Basically, similar to how we how filling a complete chunk of an array works, we should support a way for creating groups/arrays where each individual operation is idempotent and may be repeated any number of times.
I totally agree. I will keep thinking about this to see if there's a way around my concerns.
I think "w+" may not be the best name for this option, since "w+" as an fopen option means to truncate the existing data.
In tensorstore we have an option called assume_metadata where it will open the array assuming whatever metadata was specified as part of the open call, without reading or writing any metadata on disk. I think with zarr-python you could already accomplish that by specifying a separate in-memory store for the metadata only.
I think "w+" may not be the best name for this option, since "w+" as an fopen option means to truncate the existing data.
It seems that the difference between w and w+ in fopen is whether a file is open only for writing, or for writing & reading. So indeed, using w+ to denote "don't validate" would almost be backwards from the fopen meaning, where it means "read as well as write".
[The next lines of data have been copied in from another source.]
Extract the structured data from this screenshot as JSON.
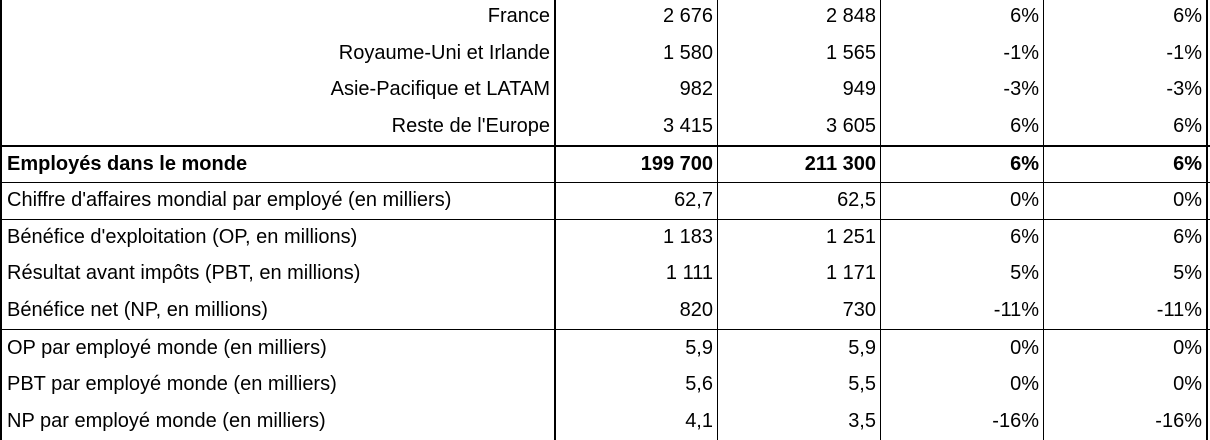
{
  "table": {
    "rows": [
      {
        "label": "France",
        "v1": "2 676",
        "v2": "2 848",
        "p1": "6%",
        "p2": "6%"
      },
      {
        "label": "Royaume-Uni et Irlande",
        "v1": "1 580",
        "v2": "1 565",
        "p1": "-1%",
        "p2": "-1%"
      },
      {
        "label": "Asie-Pacifique et LATAM",
        "v1": "982",
        "v2": "949",
        "p1": "-3%",
        "p2": "-3%"
      },
      {
        "label": "Reste de l'Europe",
        "v1": "3 415",
        "v2": "3 605",
        "p1": "6%",
        "p2": "6%"
      },
      {
        "label": "Employés dans le monde",
        "v1": "199 700",
        "v2": "211 300",
        "p1": "6%",
        "p2": "6%"
      },
      {
        "label": "Chiffre d'affaires mondial par employé (en milliers)",
        "v1": "62,7",
        "v2": "62,5",
        "p1": "0%",
        "p2": "0%"
      },
      {
        "label": "Bénéfice d'exploitation (OP, en millions)",
        "v1": "1 183",
        "v2": "1 251",
        "p1": "6%",
        "p2": "6%"
      },
      {
        "label": "Résultat avant impôts (PBT, en millions)",
        "v1": "1 111",
        "v2": "1 171",
        "p1": "5%",
        "p2": "5%"
      },
      {
        "label": "Bénéfice net (NP, en millions)",
        "v1": "820",
        "v2": "730",
        "p1": "-11%",
        "p2": "-11%"
      },
      {
        "label": "OP par employé monde (en milliers)",
        "v1": "5,9",
        "v2": "5,9",
        "p1": "0%",
        "p2": "0%"
      },
      {
        "label": "PBT par employé monde (en milliers)",
        "v1": "5,6",
        "v2": "5,5",
        "p1": "0%",
        "p2": "0%"
      },
      {
        "label": "NP par employé monde (en milliers)",
        "v1": "4,1",
        "v2": "3,5",
        "p1": "-16%",
        "p2": "-16%"
      }
    ]
  }
}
OK, so here are two alternative API ideas:
- Add a new keyword only argument like
validate_store=Falsecould be used inopen_array/open_groupto indicate skipping validation checks at array/group creation time? It would only be valid tovalidate_store=Falseifmode='w'. - Pick a new value of
modeto indicate "write without validation". Maybemode='w_unsafe'? This would let us reuse themodeargument, and avoid the need to handle invalid combinations ofmodeandvalidate_store=False.
Any preferences? I think I would be happy with either.
This is coming up repeatedly for Xarray-Beam users, so I think I'm going to try to tackle this.
Thinking about this a little more, I think it would make sense to use mode='w_unclean' to indicate "unclean" writes.
This appears to be fixed in Zarr v3, or at least my original reproducer no longer triggers an error.
Thanks for checking! I've tagged this as v2, and we can keep this open in case someone wants to try and fix it on our v2 support branch.
The basic problem you observed might persist -- I think it's still the case in v3 that creating an array with overwrite=True will trigger an attempt to delete everything under the prefix for that array prior to writing metadata.
Given that the operation you want to achieve is basically "ensure that some array metadata exists this path", we should expose a routine that makes this easy. create_array and similar routines take overwrite: bool as a keyword argument. We could consider widening the type of this parameter to express more things, e.g. overwrite = {'chunks': False, 'metadata': True} to denote "leave existing chunks alone, but overwrite the metadata"
over in #2665, I've added a low-level function (create_nodes) that just creates array / group metadata, and doesn't do anything else. I.e., it's the responsibility of the caller to ensure that a pre-existing array is cleaned up. this function or one similar to it might be useful for ensuring that node creation and old node cleanup are logically separated.